Xinshun Liu

2papers

2 Papers

LGJun 3, 2023
Automated Architecture Synthesis for Arbitrarily Structured Neural Networks

Xinshun Liu, Yizhi Fang, Yichao Jiang

This paper offers a new perspective on Artificial Neural Networks (ANNs) architecture. Traditional ANNs commonly use tree-like or DAG structures for simplicity, which can be preset or determined by Neural Architecture Search (NAS). Yet, these structures restrict network collaboration and capability due to the absence of horizontal and backward communication. Biological neural systems, however, feature billions of neural units with highly complex connections, allowing each biological neuron to connect with others based on specific situations. Inspired by biological systems, we propose a novel framework that learns to construct arbitrary graph structures during training and introduce the concept of Neural Modules for organizing neural units, which facilitates communication between any nodes and collaboration among modules.
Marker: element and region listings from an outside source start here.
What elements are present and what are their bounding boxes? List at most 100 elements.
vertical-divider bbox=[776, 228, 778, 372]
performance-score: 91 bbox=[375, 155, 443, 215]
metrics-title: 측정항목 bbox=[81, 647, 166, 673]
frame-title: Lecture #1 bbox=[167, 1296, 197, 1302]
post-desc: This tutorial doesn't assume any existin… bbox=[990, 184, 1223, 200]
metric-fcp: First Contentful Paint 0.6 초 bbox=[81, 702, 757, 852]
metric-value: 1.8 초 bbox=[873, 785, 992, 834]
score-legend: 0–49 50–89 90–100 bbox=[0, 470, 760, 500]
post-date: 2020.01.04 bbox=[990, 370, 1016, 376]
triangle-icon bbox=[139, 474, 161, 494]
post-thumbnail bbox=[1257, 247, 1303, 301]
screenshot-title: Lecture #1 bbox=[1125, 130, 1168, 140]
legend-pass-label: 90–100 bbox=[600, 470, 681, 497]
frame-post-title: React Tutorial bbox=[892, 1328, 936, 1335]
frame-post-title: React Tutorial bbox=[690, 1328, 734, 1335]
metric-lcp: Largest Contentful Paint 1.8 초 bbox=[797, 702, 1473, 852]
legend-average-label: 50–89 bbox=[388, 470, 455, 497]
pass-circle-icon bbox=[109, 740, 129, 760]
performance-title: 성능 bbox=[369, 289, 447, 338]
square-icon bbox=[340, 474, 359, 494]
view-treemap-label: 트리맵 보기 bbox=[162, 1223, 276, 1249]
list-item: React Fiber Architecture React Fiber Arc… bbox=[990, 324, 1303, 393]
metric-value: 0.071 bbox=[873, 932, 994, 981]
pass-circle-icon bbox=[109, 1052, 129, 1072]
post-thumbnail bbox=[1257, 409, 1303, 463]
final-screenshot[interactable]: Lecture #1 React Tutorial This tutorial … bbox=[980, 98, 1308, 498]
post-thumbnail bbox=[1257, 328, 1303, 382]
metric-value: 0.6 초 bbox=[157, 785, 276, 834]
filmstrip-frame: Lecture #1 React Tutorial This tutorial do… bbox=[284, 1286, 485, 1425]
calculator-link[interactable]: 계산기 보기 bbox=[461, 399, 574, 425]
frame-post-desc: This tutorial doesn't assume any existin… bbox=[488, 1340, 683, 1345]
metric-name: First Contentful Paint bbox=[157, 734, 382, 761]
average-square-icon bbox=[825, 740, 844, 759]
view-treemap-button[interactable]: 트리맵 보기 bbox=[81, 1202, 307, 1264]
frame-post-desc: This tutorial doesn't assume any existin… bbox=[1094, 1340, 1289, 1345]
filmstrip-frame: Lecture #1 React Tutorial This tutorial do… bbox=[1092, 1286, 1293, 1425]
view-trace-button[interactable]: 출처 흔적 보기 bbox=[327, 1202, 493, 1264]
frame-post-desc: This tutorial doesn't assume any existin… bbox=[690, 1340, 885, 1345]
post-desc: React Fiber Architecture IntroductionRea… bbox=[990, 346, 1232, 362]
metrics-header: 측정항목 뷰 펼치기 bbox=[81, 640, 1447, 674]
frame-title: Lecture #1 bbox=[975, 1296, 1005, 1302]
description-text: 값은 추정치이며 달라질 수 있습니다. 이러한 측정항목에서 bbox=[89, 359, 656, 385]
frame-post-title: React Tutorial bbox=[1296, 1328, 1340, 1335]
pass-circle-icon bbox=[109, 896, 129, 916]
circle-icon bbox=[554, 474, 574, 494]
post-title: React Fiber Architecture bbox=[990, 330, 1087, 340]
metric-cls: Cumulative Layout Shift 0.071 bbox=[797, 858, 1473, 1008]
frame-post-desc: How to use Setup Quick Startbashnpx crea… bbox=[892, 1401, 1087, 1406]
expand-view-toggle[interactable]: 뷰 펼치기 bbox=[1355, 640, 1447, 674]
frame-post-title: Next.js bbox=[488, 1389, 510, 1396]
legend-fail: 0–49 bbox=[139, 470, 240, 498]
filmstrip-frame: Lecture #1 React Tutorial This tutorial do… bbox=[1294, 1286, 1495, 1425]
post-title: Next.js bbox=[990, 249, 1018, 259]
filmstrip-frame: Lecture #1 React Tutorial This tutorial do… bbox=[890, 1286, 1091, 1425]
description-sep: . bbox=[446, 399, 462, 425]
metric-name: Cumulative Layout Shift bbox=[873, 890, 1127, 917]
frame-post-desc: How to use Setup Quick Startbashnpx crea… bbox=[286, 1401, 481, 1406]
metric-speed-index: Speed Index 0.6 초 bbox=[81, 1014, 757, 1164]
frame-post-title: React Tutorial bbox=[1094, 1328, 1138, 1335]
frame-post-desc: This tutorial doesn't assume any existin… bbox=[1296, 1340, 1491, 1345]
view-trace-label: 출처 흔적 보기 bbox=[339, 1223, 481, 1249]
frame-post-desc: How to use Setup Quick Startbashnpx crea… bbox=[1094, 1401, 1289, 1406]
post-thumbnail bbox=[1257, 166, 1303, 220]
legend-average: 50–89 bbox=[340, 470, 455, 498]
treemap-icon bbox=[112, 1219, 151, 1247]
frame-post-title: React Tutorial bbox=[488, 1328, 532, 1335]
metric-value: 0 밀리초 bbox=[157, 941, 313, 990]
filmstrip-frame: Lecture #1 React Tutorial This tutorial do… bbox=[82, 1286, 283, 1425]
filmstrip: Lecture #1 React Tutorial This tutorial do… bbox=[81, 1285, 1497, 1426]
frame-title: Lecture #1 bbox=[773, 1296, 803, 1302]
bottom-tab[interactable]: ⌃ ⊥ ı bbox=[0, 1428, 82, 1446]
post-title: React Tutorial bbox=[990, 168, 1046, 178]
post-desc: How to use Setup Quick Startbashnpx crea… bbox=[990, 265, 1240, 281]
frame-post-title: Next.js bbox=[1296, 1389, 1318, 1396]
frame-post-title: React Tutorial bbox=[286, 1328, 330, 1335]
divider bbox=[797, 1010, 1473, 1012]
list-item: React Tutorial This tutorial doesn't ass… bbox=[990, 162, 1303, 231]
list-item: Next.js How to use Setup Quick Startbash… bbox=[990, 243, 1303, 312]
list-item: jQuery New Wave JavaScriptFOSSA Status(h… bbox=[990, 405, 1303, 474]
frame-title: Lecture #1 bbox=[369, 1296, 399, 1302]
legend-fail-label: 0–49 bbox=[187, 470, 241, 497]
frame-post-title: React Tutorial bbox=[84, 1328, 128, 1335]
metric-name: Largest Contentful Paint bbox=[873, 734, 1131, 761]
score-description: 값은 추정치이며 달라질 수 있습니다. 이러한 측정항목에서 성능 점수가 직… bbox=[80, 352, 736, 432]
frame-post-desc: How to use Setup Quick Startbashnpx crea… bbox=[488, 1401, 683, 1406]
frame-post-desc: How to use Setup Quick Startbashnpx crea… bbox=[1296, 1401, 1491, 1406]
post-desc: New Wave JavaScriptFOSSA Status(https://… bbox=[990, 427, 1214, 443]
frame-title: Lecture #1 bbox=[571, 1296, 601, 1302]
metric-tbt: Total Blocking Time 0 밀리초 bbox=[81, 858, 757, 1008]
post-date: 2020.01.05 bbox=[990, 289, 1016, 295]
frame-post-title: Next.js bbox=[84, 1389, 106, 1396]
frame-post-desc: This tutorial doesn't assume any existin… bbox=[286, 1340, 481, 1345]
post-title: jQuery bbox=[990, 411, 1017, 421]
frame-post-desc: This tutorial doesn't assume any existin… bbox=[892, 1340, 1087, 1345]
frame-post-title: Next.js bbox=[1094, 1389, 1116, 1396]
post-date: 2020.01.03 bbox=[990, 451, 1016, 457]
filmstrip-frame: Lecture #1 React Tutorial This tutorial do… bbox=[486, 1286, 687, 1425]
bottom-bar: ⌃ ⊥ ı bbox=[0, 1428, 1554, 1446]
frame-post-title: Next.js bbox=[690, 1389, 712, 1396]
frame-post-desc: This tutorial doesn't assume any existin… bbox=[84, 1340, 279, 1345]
Unlike traditional NAS methods that rely on DAG search spaces, our framework learns from complete graphs, enabling free communication between neurons akin to biological neural networks. Furthermore, we present a method to compute these structures and a regularization technique that organizes them into multiple independent, balanced neural modules. This approach reduces overfitting and improves efficiency through parallel computing. Overall, our method allows ANNs to learn effective arbitrary structures similar to biological ones. It is adaptable to various tasks and compatible across different scenarios, with experimental results demonstrating its potential.

LGMay 8, 2020
Automatic Cross-Domain Transfer Learning for Linear Regression

Xinshun Liu, He Xin, Mao Hui et al.

Transfer learning research attempts to make model induction transferable across different domains. This method assumes that specific information regarding to which domain each instance belongs is known. This paper helps to extend the capability of transfer learning for linear regression problems to situations where the domain information is uncertain or unknown; in fact, the framework can be extended to classification problems. For normal datasets, we assume that some latent domain information is available for transfer learning. The instances in each domain can be inferred by different parameters. We obtain this domain information from the distribution of the regression coefficients corresponding to the explanatory variable $x$ as well as the response variable $y$ based on a Dirichlet process, which is more reasonable. As a result, we transfer not only variable $x$ as usual but also variable $y$, which is challenging since the testing data have no response value. Previous work mainly overcomes the problem via pseudo-labelling based on transductive learning, which introduces serious bias. We provide a novel framework for analysing the problem and considering this general situation: the joint distribution of variable $x$ and variable $y$. Furthermore, our method controls the bias well compared with previous work. We perform linear regression on the new feature space that consists of different latent domains and the target domain, which is from the testing data. The experimental results show that the proposed model performs well on real datasets.